The Alliance Party has a "real chance" of securing two seats in next week's general election, its leader has said.
Naomi Long made the claim as she launched the party manifesto.
"Alliance has a real chance to be successful at this election in both East and South Belfast," she said.
"The party was only defeated in East Belfast at the last election thanks to a five-party pact, while we were just 700 votes behind in South Belfast at the most recent poll."
Naomi Long won the East Belfast seat in 2010 when she took it off the DUP's Peter Robinson.
She held the seat until the 2015 general election when she lost out to Gavin Robinson.
'Positive, progressive and pro-European'
The Alliance leader launched the 37-page manifesto in front of candidates, party supporters and candidates at the CIYMS sports complex in east Belfast.
"By electing two MPs, Alliance can have a real say in delivering what this manifesto promises - positive, progressive and pro-European politics," she said.
The manifesto focuses on Brexit and the party says there must be a deal to "recognise the special circumstances in Northern Ireland".
Alliance says a special deal would include participation within the Single Market and the Customs Union.
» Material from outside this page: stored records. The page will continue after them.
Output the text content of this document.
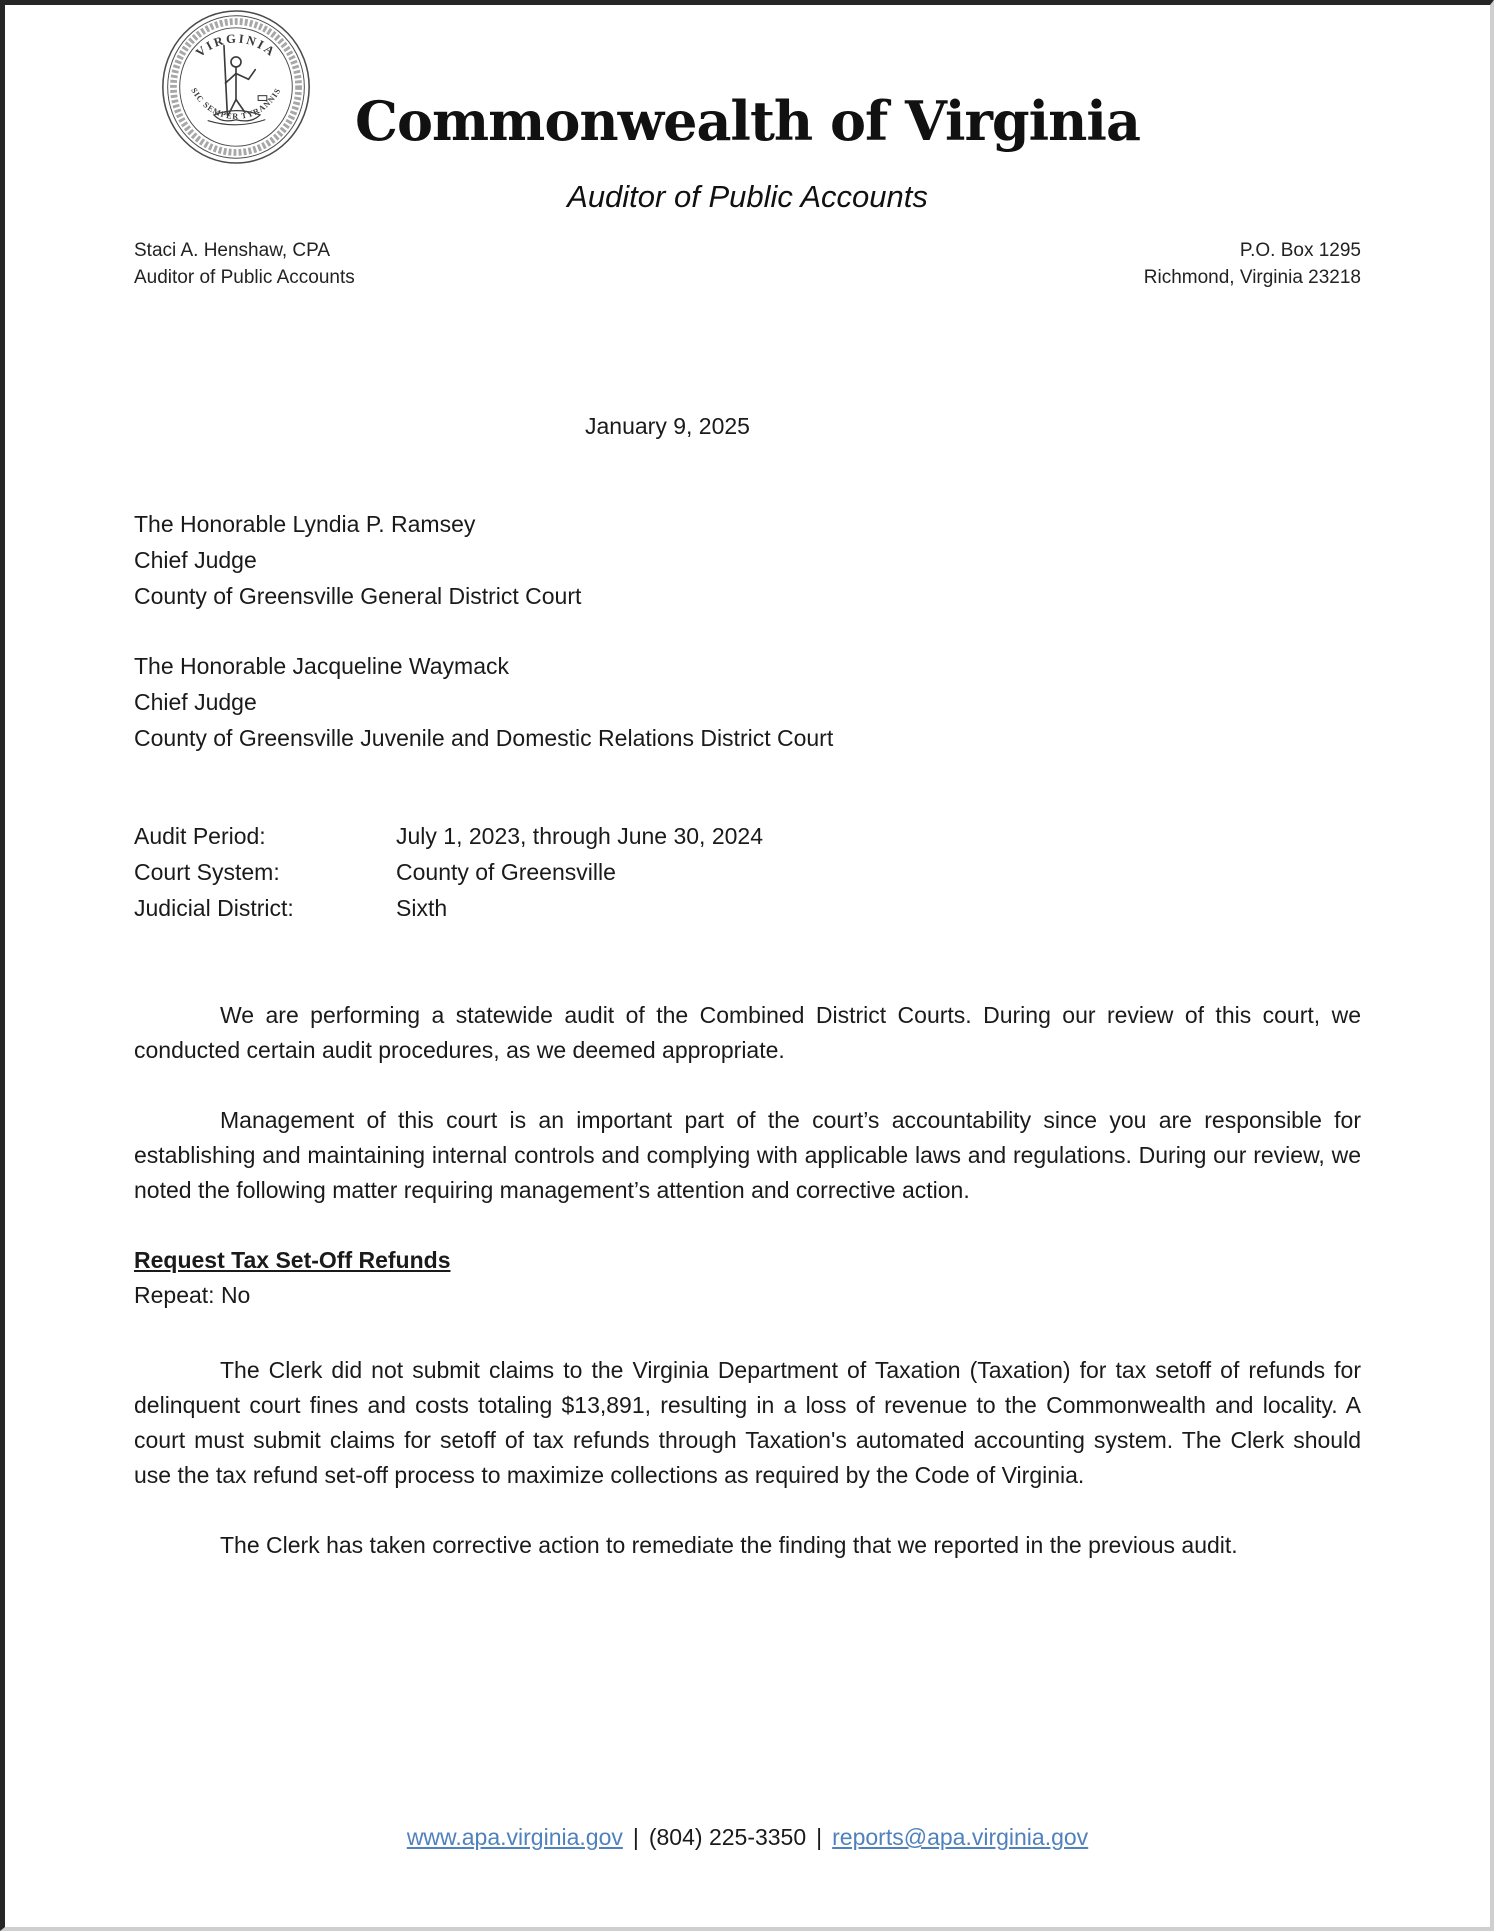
VIRGINIA
SIC SEMPER TYRANNIS	Commonwealth of Virginia
Auditor of Public Accounts
Staci A. Henshaw, CPA
Auditor of Public Accounts
P.O. Box 1295
Richmond, Virginia 23218
January 9, 2025
The Honorable Lyndia P. Ramsey
Chief Judge
County of Greensville General District Court
The Honorable Jacqueline Waymack
Chief Judge
County of Greensville Juvenile and Domestic Relations District Court
Audit Period:	July 1, 2023, through June 30, 2024
Court System:	County of Greensville
Judicial District:	Sixth

We are performing a statewide audit of the Combined District Courts. During our review of this court, we conducted certain audit procedures, as we deemed appropriate.

Management of this court is an important part of the court’s accountability since you are responsible for establishing and maintaining internal controls and complying with applicable laws and regulations. During our review, we noted the following matter requiring management’s attention and corrective action.

Request Tax Set-Off Refunds
Repeat: No

The Clerk did not submit claims to the Virginia Department of Taxation (Taxation) for tax setoff of refunds for delinquent court fines and costs totaling $13,891, resulting in a loss of revenue to the Commonwealth and locality. A court must submit claims for setoff of tax refunds through Taxation's automated accounting system. The Clerk should use the tax refund set-off process to maximize collections as required by the Code of Virginia.

The Clerk has taken corrective action to remediate the finding that we reported in the previous audit.

www.apa.virginia.gov | (804) 225-3350 | reports@apa.virginia.gov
The document says the party will argue for a fresh referendum so the public can "choose between the final deal and remaining in the European Union".
It says there must be legislation to enact any of the outcomes following Brexit.
Questioned by journalists about the prospect of a referendum on a united Ireland, Mrs Long dismissed the idea.
"It would be reckless to have a border poll at the moment," she said.
The Alliance manifesto also includes a series of commitments on Stormont, the economy, justice, welfare and the environment.
Mrs Long said her party's plans were about "ending deadlock, achieving open government, creating jobs and services, and having progressive politics".
The party says it wants to see the assembly restored and an end to what it calls "the abuse" of the petition of concern"
The manifesto document - entitled Change Direction - also calls on all parties to publish "large political donations" they receive, which Alliance says it does voluntarily.
The manifesto also advocates reforming the electoral system with voting from the age of 16; the party also says it will champion civil marriage for same-sex couples.
The party says it will oppose any repeal of the Human Rights Act, and will work with the Northern Ireland Executive so that cuts to school budgets can be reversed.